Il referendum costituzionale si terrà il 4 dicembre. Un’occasione per Renzi per testare la tenuta della svolta che ha cercato di imprimere al paese
Con la definizione della data del referendum costituzionale il governo, più in specifico Matteo Renzi inizia la sua campagna, ma sarebbe meglio dire la sua sfida per testare la tenuta della svolta che ha cercato di imprimere al paese.
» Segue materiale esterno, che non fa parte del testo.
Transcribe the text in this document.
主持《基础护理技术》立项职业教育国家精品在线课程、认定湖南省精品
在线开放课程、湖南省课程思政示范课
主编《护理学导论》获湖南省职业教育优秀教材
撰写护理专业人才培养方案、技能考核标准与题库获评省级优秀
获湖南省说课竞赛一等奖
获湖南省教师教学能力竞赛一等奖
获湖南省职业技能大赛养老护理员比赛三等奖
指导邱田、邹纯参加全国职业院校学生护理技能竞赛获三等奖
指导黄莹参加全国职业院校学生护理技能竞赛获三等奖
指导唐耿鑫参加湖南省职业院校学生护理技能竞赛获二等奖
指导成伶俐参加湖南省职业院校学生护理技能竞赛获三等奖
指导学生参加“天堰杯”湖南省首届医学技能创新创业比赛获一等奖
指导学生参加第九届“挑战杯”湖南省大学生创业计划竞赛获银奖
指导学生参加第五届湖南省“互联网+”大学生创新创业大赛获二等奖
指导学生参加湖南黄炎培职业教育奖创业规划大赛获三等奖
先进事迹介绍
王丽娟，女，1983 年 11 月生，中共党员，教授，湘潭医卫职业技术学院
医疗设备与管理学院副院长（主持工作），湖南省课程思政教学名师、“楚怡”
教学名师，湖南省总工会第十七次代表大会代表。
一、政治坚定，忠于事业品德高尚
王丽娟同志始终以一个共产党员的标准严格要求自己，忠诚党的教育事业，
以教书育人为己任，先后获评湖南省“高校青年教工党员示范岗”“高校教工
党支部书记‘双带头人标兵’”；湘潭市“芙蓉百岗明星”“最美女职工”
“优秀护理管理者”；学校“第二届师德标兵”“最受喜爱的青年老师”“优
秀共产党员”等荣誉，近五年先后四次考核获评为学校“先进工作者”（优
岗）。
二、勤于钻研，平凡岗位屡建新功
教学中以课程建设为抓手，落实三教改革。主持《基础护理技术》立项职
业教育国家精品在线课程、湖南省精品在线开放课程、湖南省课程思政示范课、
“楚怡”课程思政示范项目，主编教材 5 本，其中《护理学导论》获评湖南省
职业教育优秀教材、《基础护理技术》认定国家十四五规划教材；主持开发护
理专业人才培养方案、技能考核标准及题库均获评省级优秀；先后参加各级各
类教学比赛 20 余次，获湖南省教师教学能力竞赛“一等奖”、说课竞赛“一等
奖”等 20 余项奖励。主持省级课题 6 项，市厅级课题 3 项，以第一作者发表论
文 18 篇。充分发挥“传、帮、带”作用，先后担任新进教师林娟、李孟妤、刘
Il 4 dicembre non è naturalmente una data scelta a caso, ma l’opzione che meglio si confaceva a consentire al governo di raggiungere due obiettivi: 1) mostrare con la legge di stabilità quali sono le strategie economiche che è in grado di mettere in campo; 2) ricondurre la campagna ad un confronto molto personalizzato fra chi incarna il nuovo e chi la conservazione.
Il primo punto è ovviamente importante, perché vuole sottolineare che l’attuale leadership politica è in grado di non fare chiacchiere, ma di mettere in campo strumenti che portano risultati. C’è una certa fiducia che nei prossimi due mesi ci possa essere un po’ di ripresina, si conta che la UE alla fine sia costretta a concederci un po’ di flessibilità di bilancio, si pensa di poter annunciare interventi importanti in grado di portare molto consenso. Ci saranno anche le consuete “mance” elettorali (interventi spot per compiacere un po’ di attese), ma saranno condite da quello che vuole essere un robusto piano di interventi senza il quale difficilmente l’Europa ci darà copertura.
Ci si chiede ovviamente se la gente sarà in grado di cogliere questi miglioramenti, ma si conta che i gruppi dirigenti del paese si adoperino per farglieli capire. L’aspettativa è un po’ rischiosa a nostro avviso, perché la parte in commedia di coloro che ricevono benefici prevede che si lamentino che non sono abbastanza (giusto per evitare che poi glieli riducano). Può darsi però che questa volta si sia più fortunati. Qualche segnale c’è: molti ceti dirigenti, economici, sociali, religiosi, lasciano capire, nei modi dovuti, che l’instabilità che seguirebbe una sconfitta referendaria della riforma non è quanto ci si possa augurare.
Renzi, che non è uno sprovveduto, ha pensato proprio per questo di rivedere la sua strategia. Dopo aver prestato un po’ di ascolto a chi voleva che spersonalizzasse la vicenda, ha concluso che doveva restare al centro della scena, perché era l’unica condizione per mantenere la visibilità della battaglia fra bene e male che ormai è la cifra dei confronti politici.
In questo riceve sostegno continuo dai suoi avversari, che non cessano di proclamare che la sera del referendum se la riforma sarà bocciata finirà l’avventura politica dell’attuale premier. E’ il collante che tiene unite le variegate forze che sostengono il “no”, perché di confronto sul merito ce n’è pochino (per essere ottimisti). Un aiuto decisivo gli è adesso arrivato da Grillo che ha scelto di tornare a tutti gli effetti al centro della scena.
Il populismo dell’ex comico è più efficace di quello di Salvini per muovere gli istinti del pubblico, perché non è caratterizzato dalle parole d’ordine della nuova destra che il leader della Lega ha preso dalla Le Pen. Non è una differenza da poco perché i sentimenti diffusi nel paese preferiscono le proiezioni vaghe sul futuro alle sanguigne invocazioni alle ruspe come risolutrici dei problemi sociali. In fondo la grande leggenda sul “complotto universale” a causa del quale siamo in un mare di guai funziona sempre: è la versione laica del vecchio “la colpa è sempre del diavolo”.
Un paese che ha poca fiducia nella classe politica, che ha introitato più di quanto si creda la filosofia del “piove governo ladro”, non ha molti anticorpi per difendersi dalle intemerate del Grillo nazionale. I suoi seguaci non hanno grande originalità nel replicarlo, ma sono giovani e facilmente incarnano la sfida di chi si presenta come puro e vergine contro i “navigati” della politica. Magari poi quando li si vede in azione, come a Roma, ma non solo, non danno una immagine così attrattiva, ma scatta la leggenda che la colpa è sempre degli altri e ci si autoassolve collettivamente.
Renzi dunque ha trovato i duellanti che gli servono per una politica dove nessuno crede troppo ai contenuti. Ce n’è per tutti i gusti: da D’Alema alla Raggi, la galleria offre un’ampia scelta.